# Typical Hookups



## tomacco (Dec 8, 2007)

Hello All: Is there a place in this Forum which shows pictorially, typical hookups to the DSP1124P? I was thinking sub-to BFD, sub + mains to BFD, mains-to-BFD, etc.

Is there a preferred mic pre-amp that most folks use. Is there any advantage in buying a pre-amp that uses phantom power? 

Thanks
Eric G.


----------



## Otto (May 18, 2006)

At the top of every HTS page is a link to the BFD manual, written by our very own Sonnie, brucek, and others!

This is the button:









Read that and then see if you have any questions.



> I was thinking sub-to BFD, sub + mains to BFD, mains-to-BFD, etc.


In general, most people use this path, and EQ their sub only:

Receiver or preamp sub out -> BFD -> Sub.

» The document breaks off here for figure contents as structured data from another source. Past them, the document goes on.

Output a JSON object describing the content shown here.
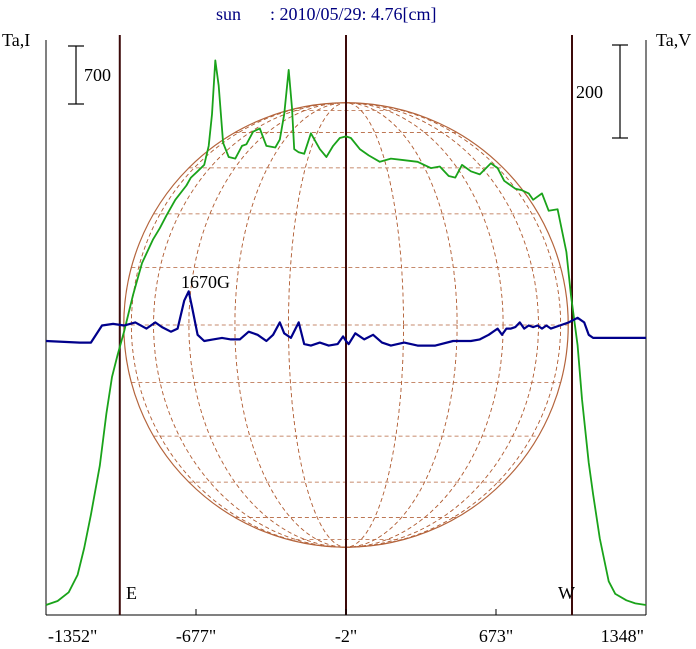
{
  "title": {
    "source": "sun",
    "info": ": 2010/05/29: 4.76[cm]",
    "color": "#000080"
  },
  "chart_data": {
    "type": "line",
    "x_ticks": [
      {
        "value": -1352,
        "label": "-1352\""
      },
      {
        "value": -677,
        "label": "-677\""
      },
      {
        "value": -2,
        "label": "-2\""
      },
      {
        "value": 673,
        "label": "673\""
      },
      {
        "value": 1348,
        "label": "1348\""
      }
    ],
    "xlim": [
      -1352,
      1348
    ],
    "axis_labels": {
      "left": "Ta,I",
      "right": "Ta,V"
    },
    "scale_bars": {
      "left": "700",
      "right": "200"
    },
    "limb_labels": {
      "east": "E",
      "west": "W"
    },
    "limb_markers": [
      -1020,
      -2,
      1015
    ],
    "disk": {
      "center": -2,
      "radius": 1000,
      "grid": true
    },
    "annotation": "1670G",
    "colors": {
      "intensity": "#1aa31a",
      "polarization": "#00008b",
      "disk": "#b4643c",
      "limb_markers": "#3c0a0a"
    },
    "series": [
      {
        "label": "I",
        "x": [
          -1352,
          -1300,
          -1250,
          -1210,
          -1180,
          -1150,
          -1110,
          -1080,
          -1055,
          -1030,
          -1000,
          -960,
          -920,
          -870,
          -840,
          -810,
          -770,
          -720,
          -700,
          -670,
          -640,
          -620,
          -605,
          -590,
          -575,
          -555,
          -530,
          -500,
          -470,
          -450,
          -420,
          -390,
          -360,
          -320,
          -300,
          -280,
          -260,
          -245,
          -235,
          -215,
          -190,
          -160,
          -120,
          -90,
          -60,
          -30,
          -2,
          20,
          60,
          100,
          150,
          200,
          260,
          320,
          380,
          420,
          460,
          490,
          520,
          560,
          600,
          650,
          680,
          710,
          760,
          790,
          820,
          840,
          880,
          910,
          950,
          990,
          1010,
          1040,
          1060,
          1090,
          1110,
          1140,
          1180,
          1210,
          1260,
          1300,
          1348
        ],
        "y": [
          0,
          25,
          80,
          190,
          360,
          570,
          880,
          1210,
          1440,
          1580,
          1730,
          1960,
          2160,
          2310,
          2380,
          2460,
          2560,
          2650,
          2700,
          2740,
          2780,
          2900,
          3100,
          3440,
          3280,
          2920,
          2830,
          2820,
          2900,
          2910,
          2990,
          3010,
          2900,
          2890,
          2940,
          3100,
          3380,
          3140,
          2880,
          2860,
          2850,
          2980,
          2880,
          2830,
          2900,
          2950,
          2960,
          2950,
          2880,
          2840,
          2800,
          2820,
          2810,
          2800,
          2760,
          2770,
          2710,
          2700,
          2780,
          2740,
          2720,
          2790,
          2760,
          2680,
          2630,
          2620,
          2600,
          2560,
          2600,
          2490,
          2500,
          2230,
          1960,
          1640,
          1300,
          900,
          700,
          420,
          150,
          70,
          30,
          10,
          0
        ]
      },
      {
        "label": "V",
        "x": [
          -1352,
          -1200,
          -1150,
          -1100,
          -1050,
          -1000,
          -950,
          -900,
          -860,
          -830,
          -790,
          -760,
          -730,
          -710,
          -695,
          -670,
          -640,
          -600,
          -560,
          -520,
          -480,
          -440,
          -400,
          -360,
          -330,
          -300,
          -280,
          -250,
          -215,
          -190,
          -160,
          -120,
          -80,
          -40,
          -15,
          -2,
          10,
          40,
          80,
          120,
          160,
          200,
          260,
          320,
          400,
          480,
          520,
          560,
          600,
          640,
          680,
          700,
          720,
          740,
          760,
          780,
          800,
          820,
          840,
          860,
          880,
          900,
          920,
          960,
          1000,
          1040,
          1070,
          1090,
          1110,
          1150,
          1200,
          1260,
          1348
        ],
        "y": [
          0,
          -5,
          -5,
          50,
          55,
          50,
          60,
          40,
          60,
          45,
          30,
          40,
          130,
          160,
          110,
          20,
          0,
          5,
          10,
          5,
          5,
          30,
          20,
          0,
          20,
          60,
          25,
          10,
          60,
          -10,
          -15,
          -5,
          -15,
          -10,
          15,
          0,
          -10,
          25,
          5,
          20,
          -5,
          -15,
          -5,
          -15,
          -15,
          0,
          0,
          0,
          5,
          20,
          40,
          20,
          40,
          40,
          45,
          60,
          40,
          50,
          45,
          50,
          40,
          50,
          40,
          50,
          60,
          75,
          60,
          20,
          10,
          10,
          10,
          10,
          10
        ]
      }
    ]
  }
}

Most people do not EQ mains, but it is possible.


----------



## tomacco (Dec 8, 2007)

Otto: I've tried that button several times, but with no luck. I'm using an iMac, and right-clicking, and left-clicking.


----------



## tomacco (Dec 8, 2007)

Otto said:


> At the top of every HTS page is a link to the BFD manual, written by our very own Sonnie, brucek, and others!
> 
> This is the button:
> 
> ...


Hi Otto: A new mouse purchased at Future Shop during a winter storm allows inquisitive man to continue discovering the intricacies of the BFD.

Thanks


----------